There are a few weak areas. One of the biggest is China. You are undoubtedly right about the immense progress China has made since Deng's reforms, but your comparison of China to its smaller East Asian neighbors is rather faulty. Singapore, Hong Kong, and Macau are essentially city-states, with different political/economic constraints than large continental empires (like mainland China). My personal opinion is that communism was the only political movement at the time that could have united the mainland after the disastrous warlord years and consolidated a central state that could eventually liberalize economically. Neoliberal policies were simply off the table in 1949. In any case, neoliberalism doesn't really provide answers to thorny questions like land reform in a semi-feudal country (since the most efficient policy is usually to divide up the unproductive estates among the peasants, a rather anti-market approach), especially given how land reform helped spark the growth of East Asian countries (as well as their integration into the world market).

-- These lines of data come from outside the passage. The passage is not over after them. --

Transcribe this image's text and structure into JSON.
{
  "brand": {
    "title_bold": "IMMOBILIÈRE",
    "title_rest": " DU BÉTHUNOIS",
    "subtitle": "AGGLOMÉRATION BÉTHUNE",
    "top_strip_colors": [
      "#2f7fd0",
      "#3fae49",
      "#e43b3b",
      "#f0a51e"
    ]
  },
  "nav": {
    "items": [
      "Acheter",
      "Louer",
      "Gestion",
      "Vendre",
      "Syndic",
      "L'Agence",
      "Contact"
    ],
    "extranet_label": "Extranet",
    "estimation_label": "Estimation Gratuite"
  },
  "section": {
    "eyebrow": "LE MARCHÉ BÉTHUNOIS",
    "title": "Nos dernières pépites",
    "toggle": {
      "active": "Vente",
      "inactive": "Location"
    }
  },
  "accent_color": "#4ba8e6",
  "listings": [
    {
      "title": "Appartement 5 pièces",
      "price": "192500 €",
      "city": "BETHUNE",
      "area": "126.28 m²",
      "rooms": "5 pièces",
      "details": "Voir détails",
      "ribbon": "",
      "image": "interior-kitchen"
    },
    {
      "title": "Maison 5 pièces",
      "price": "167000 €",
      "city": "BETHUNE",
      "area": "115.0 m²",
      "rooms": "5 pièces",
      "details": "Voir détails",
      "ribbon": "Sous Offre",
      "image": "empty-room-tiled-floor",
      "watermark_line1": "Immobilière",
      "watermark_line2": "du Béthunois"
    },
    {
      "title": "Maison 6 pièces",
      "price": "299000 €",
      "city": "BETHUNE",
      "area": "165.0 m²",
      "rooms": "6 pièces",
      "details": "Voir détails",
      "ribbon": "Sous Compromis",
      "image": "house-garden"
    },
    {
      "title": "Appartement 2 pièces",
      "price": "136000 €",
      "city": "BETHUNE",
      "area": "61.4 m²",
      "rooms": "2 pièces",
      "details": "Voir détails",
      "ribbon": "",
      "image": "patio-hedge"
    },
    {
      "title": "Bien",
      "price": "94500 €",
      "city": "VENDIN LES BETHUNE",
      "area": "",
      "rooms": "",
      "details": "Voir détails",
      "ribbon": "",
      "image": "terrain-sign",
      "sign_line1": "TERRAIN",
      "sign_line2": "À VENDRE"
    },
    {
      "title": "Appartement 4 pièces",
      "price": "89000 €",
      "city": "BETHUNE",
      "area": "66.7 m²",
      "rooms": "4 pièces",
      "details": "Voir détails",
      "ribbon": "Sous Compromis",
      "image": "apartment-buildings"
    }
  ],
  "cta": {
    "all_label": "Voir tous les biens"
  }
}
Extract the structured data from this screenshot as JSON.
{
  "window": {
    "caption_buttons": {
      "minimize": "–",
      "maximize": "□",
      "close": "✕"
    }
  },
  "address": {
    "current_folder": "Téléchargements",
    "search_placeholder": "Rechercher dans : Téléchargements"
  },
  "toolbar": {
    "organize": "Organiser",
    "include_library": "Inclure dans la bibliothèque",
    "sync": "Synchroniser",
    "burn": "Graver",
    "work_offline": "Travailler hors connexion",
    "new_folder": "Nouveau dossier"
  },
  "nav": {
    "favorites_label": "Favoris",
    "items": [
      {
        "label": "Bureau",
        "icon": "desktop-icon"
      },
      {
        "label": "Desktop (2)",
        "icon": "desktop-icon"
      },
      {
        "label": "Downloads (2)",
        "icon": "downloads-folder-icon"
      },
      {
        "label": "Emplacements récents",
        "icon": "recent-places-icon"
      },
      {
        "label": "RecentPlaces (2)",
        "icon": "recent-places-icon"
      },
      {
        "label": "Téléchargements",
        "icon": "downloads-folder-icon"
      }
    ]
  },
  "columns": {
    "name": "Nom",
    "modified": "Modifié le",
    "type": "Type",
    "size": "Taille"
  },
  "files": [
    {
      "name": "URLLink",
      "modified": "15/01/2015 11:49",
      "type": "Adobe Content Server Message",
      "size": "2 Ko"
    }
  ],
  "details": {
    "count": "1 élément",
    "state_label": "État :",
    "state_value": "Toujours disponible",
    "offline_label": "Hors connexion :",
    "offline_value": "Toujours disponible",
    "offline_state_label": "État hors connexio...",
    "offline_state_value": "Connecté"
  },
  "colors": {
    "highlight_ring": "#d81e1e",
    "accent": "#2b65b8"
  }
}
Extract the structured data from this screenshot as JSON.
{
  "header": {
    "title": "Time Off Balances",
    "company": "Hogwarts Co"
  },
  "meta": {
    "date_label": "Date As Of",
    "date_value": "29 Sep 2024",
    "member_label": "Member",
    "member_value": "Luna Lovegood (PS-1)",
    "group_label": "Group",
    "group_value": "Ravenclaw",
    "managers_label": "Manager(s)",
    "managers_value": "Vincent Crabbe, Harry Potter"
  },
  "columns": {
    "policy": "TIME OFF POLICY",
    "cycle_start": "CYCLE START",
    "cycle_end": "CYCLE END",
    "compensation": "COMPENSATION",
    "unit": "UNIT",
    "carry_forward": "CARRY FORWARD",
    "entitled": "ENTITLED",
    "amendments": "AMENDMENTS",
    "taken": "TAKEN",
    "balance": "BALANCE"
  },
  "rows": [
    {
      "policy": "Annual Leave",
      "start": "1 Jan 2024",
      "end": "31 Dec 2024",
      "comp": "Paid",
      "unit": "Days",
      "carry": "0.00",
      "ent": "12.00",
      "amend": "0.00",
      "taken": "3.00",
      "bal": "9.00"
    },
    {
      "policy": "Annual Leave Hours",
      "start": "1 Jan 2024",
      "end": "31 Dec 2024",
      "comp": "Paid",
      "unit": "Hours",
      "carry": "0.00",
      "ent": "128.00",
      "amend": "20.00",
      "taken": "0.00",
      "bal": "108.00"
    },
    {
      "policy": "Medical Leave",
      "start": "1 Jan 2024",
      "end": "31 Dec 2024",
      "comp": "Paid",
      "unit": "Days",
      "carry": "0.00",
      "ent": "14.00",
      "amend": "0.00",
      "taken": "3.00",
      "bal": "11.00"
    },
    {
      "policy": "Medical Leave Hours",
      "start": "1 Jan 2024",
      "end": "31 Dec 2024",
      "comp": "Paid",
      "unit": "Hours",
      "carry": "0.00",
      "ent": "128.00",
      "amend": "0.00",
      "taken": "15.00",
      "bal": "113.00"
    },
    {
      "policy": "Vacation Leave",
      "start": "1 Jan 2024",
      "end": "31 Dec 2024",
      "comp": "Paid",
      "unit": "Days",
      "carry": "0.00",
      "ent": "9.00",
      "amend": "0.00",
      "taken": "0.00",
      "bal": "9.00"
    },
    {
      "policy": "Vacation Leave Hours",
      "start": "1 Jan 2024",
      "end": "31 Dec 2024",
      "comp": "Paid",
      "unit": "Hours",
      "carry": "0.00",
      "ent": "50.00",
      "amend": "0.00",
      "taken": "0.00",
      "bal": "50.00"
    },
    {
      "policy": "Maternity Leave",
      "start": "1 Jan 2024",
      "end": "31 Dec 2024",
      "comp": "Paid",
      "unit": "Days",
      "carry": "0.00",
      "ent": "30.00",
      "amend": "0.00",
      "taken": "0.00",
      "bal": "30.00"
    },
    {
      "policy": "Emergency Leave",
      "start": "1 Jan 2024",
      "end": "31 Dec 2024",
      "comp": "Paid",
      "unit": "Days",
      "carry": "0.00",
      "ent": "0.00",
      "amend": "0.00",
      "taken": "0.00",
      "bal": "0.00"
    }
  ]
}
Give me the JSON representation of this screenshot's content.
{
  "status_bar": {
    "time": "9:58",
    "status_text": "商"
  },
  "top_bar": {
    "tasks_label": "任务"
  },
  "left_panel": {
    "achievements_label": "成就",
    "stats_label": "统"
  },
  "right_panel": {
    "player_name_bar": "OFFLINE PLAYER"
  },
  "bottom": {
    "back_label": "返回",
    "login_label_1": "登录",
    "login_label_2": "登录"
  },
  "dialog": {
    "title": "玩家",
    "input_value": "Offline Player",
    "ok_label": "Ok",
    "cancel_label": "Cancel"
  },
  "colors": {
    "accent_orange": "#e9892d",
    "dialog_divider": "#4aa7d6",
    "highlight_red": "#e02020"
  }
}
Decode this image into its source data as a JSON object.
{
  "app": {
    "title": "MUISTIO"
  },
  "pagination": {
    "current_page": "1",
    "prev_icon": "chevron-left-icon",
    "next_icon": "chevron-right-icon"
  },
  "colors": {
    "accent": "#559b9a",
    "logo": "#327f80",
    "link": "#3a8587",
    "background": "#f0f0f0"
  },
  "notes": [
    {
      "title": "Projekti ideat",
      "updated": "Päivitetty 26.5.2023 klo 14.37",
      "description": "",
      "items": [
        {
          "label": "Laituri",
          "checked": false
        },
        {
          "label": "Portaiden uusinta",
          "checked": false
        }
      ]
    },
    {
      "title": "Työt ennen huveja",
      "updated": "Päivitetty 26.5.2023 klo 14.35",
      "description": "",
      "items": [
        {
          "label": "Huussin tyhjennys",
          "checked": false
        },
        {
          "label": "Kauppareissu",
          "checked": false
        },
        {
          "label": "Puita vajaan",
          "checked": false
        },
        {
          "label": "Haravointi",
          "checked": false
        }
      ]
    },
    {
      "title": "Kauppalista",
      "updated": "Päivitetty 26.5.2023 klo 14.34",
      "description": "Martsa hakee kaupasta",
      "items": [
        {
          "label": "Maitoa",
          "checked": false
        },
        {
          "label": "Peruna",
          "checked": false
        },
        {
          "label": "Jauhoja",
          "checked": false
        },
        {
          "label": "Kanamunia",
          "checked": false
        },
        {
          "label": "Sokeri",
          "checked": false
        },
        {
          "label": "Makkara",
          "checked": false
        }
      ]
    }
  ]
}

Your qualifications about Eastern Europe are also somewhat lacking. It's worth pointing out that in most Eastern Bloc nations, there was some level of continuity in government during the transition from communism to capitalism. This continuity in government, as well as popular support for decommunization and the subsequent integration of Eastern Europe into the world market, partly explains why neoliberal policies worked so well there. Yugoslavia collapsed, but it's at the very least unclear whether neoliberal economic policies had any impact: neoliberalism would have probably worked had the government stayed intact, but neoliberal reforms have a destabilizing element that can quickly get out of hand in left unchecked. The collapse of the USSR was largely the product of failed policymaking: Gorbachev put political reforms before economic reforms (when he should have pulled a Deng and done the reverse), and the economic reforms under Yeltsin were downright backward: privatization has its uses, but privatizing profit-making enterprises starved the government of revenue (contributing to hyperinflation) and fuelled corruption. You sorta elide the point by talking about how Russia should have used spending cuts rather than printing money, without accounting for the chaotic nature of state collapse and how those spending cuts were supposed to pan out (remember that several million Russians died during the crash of the 1990s). Neoliberalism (to the extent that it worked) worked when coupled with a strong and authoritative state (think Thatcher's Britain or Singapore); neoliberal reforms with a weak state just don't pan out because investor confidence remains too low to stimulate investment.
I have other critiques, but instead of airing out dirty laundry, I want to commend you for taking a historical approach to neoliberalism and recognizing how it emerged from the policy failures of the 1970s, something that many critics of neoliberalism tend to downplay. Whether or not neoliberalism was the only solution to that is debatable, but at least you took the effort to address the issue in its historical context.
I think the stagflation point is weak, given the exogenous shock of OPEC and exploding gasoline prices. But the larger point still stands.
As a liberal who believes in strong markets + strong safety net, it’s frustrating that progressives have successfully turned “neoliberal” into a slur. Any idea that isn’t “kill the billionaires” is called “warmed over neoliberalism” and that’s the end of the argument.